Disputes eye: How the talent flow demonstrates the Bar’s strength

Speaking to Freshfields Bruckhaus Deringer disputes veteran Jon Lawrence this summer on his decision to join Brick Court Chambers, he said he was not ready for the golf course just yet.

But there has been a wave of Freshfields heavyweights of Lawrence’s vintage who have made a similar move, notably former managing partner Ian Terry, who went to One Essex Court and Raj Parker, who went to Matrix Chambers in 2016.

The Bar is a convenient route for veterans who want to escape the bureaucracy of management. Well, it is either that or, as one clerk puts it: ‘It’s a retirement home.’

An obvious counterpoint would be a long list of partners in their prime who have made the switch. But that list does not exist.

A name often cited is Andrew Pullen, who switched from being a consultant on the partnership track in Allen & Overy’s arbitration team to heading Fountain Court Chambers’ Singapore outpost this summer. However, an aspiring partner does not carry the same weight as a rainmaker ditching equity partnership for the Bar.

When put that way, it seems obvious. Who would go through all the graft to become a partner only to give it all up?

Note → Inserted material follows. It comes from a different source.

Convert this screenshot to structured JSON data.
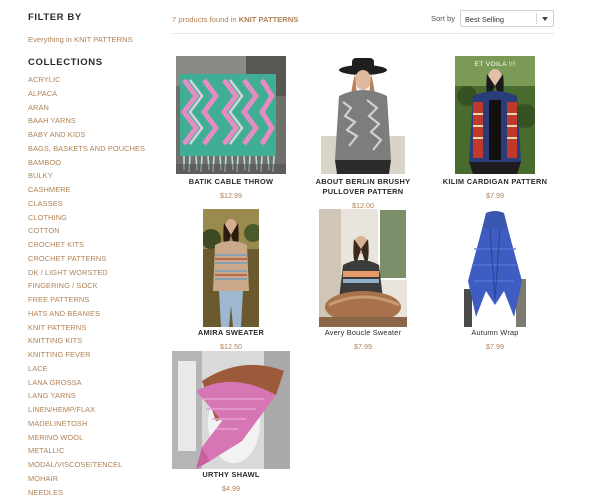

‘There are only three people I need to keep happy: the bank manager, my head of chambers and my wife.’

But Matthew O’Regan, a barrister at Bristol-based St John’s Chambers who left Burges Salmon’s partnership, did just that. His rationale: ‘There are only three people I need to keep happy: the bank manager, my head of chambers and my wife.’

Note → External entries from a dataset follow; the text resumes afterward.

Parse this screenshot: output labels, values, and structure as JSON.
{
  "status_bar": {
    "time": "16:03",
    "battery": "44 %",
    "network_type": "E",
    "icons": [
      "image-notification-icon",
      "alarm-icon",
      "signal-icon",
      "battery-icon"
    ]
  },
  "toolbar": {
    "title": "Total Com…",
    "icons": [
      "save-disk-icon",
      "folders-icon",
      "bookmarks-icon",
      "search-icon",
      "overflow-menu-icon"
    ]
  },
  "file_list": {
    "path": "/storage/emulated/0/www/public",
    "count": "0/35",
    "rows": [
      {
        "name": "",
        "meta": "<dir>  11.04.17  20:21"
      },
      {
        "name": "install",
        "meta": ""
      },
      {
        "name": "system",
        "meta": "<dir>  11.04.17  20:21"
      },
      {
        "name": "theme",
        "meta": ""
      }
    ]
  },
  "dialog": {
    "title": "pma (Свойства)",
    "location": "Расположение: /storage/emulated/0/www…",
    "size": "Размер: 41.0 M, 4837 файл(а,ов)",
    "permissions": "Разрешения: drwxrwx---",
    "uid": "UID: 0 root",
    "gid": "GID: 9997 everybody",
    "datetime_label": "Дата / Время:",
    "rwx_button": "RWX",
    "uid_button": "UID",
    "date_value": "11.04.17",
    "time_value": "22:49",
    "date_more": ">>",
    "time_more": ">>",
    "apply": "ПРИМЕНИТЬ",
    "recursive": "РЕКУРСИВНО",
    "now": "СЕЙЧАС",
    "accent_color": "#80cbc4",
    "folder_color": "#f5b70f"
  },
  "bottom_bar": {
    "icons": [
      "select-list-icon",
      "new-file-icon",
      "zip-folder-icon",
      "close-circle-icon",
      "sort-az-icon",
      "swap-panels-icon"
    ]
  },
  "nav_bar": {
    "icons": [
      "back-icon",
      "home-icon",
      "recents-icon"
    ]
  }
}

The Bar’s self-employed style certainly appeals to those who crave autonomy, a total antithesis to having your door constantly open and a legion of noses in your business in a law partnership.

Instances of barristers joining firms these days are even rarer. Among the few prominent examples are Ian Gatt QC at Stewarts Law and Sue Prevezer QC at Quinn Emanuel Urquhart & Sullivan, although both made the switch a decade ago.

Gatt says while it was a smooth transition when he joined Herbert Smith Freehills in 2005, above all he was relieved to be readily equipped with a computer, a desk and a phone, luxuries he was required to source himself as a barrister.

Law firms do not offer a great deal to barristers who have spent their career steeped in self-sufficiency. Solicitor-cynics put it a different way, arguing barristers do not have the necessary client-handling and staff management skills.

But while the Bar is not currently attracting many young partners in their prime, that does not mean it cannot. The top-end sets are as busy as ever and the trickle of senior talent from Bar to law firms seen a decade ago has basically dried up. We have never looked further away from the previous expectations that the profession was heading for fusion. Brick Court will profit well out of being instructed by Lawrence in successfully defending Mastercard in a landmark £14bn consumer class action case this summer.

There is a lot to be said for swapping hours spent on business development for the self-employed life. The Bar may still be viewed as a retirement home, but it is one where you have to buy your own furniture.